Tonight I showed the patients some pictures I had from home. They enjoyed themselves. I like showing them pictures of my family and friends because I think it helps us connect on a very human level in that we can all relate to being a part of a family and having friends. It also helps the patients to realize that every member of this crew has made some sacrifices to be here and it gives me an opportunity to share with the patients why we all came in the first place.

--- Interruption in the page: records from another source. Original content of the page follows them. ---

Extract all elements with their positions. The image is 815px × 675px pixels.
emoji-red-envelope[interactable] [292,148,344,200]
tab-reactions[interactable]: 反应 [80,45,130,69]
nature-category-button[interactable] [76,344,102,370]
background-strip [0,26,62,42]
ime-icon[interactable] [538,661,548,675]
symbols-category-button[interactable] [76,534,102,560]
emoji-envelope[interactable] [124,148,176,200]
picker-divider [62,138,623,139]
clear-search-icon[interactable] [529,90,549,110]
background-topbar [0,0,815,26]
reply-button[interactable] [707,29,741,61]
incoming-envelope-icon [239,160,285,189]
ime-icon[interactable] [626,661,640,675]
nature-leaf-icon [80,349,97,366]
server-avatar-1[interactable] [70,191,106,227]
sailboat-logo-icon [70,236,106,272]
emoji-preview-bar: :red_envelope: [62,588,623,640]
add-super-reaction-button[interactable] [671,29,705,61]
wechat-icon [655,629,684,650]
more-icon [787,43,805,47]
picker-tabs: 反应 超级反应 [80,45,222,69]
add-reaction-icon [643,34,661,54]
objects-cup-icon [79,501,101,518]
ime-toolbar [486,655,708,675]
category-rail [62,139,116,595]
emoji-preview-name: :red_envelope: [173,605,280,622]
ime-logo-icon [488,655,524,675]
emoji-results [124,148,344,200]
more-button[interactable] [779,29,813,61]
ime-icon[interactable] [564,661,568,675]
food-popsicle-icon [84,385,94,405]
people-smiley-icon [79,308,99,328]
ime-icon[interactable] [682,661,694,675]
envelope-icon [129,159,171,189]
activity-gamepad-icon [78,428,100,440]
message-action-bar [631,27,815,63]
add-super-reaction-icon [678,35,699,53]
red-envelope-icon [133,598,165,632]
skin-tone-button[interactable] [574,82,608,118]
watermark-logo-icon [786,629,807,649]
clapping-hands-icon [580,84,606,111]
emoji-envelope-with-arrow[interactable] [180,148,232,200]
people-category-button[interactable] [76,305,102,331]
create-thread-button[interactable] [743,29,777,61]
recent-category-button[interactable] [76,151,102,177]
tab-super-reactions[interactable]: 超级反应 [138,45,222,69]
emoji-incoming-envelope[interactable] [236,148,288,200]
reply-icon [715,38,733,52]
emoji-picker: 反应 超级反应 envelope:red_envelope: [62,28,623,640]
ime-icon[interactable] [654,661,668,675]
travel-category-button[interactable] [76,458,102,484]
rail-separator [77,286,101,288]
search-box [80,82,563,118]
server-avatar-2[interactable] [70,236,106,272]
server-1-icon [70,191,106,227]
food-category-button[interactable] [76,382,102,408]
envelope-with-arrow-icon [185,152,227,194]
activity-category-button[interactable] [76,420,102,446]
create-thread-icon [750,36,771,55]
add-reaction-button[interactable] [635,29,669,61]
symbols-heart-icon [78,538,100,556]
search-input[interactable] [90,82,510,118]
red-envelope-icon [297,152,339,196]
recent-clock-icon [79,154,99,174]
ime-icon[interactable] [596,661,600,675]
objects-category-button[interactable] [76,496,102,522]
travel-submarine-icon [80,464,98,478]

After viewing the pictures Aaron was quite impressed.
"You look beautiful"
Aaron, who's age is somewhere between 17 and 23 (we are not really sure) in bed 38 later told me he wanted to teach me to beat rice. When I inquired why, he said he wanted to marry me. He then proceeded to ask me if I was able carry heavy basins of water on my head from the river.
I gave a hearty "no" to that question.
Marriage proposals are something every Mercy Ship girl receives the moment she walks through the gate off the port.
"White girl, I want to marry you," is the usual sweet serenade.
But I really don't think the Liberian men realize how high maintenance a western women would be.
For example, I cannot carry large basin's of water on my head. I would be unable to give birth, multiple times, by myself in the bush. I am not strong enough to make oil by repetitively crushing palm nut's with my arms. I don't know anything about farming or cooking over a fire. I would require, at the least, a small weekly allowance. I can't make my own clothes. I don't know how to beat rice. I would not feel comfortable breastfeeding a baby in the middle of a crowd. If a man hit me, I would attempt to hit back.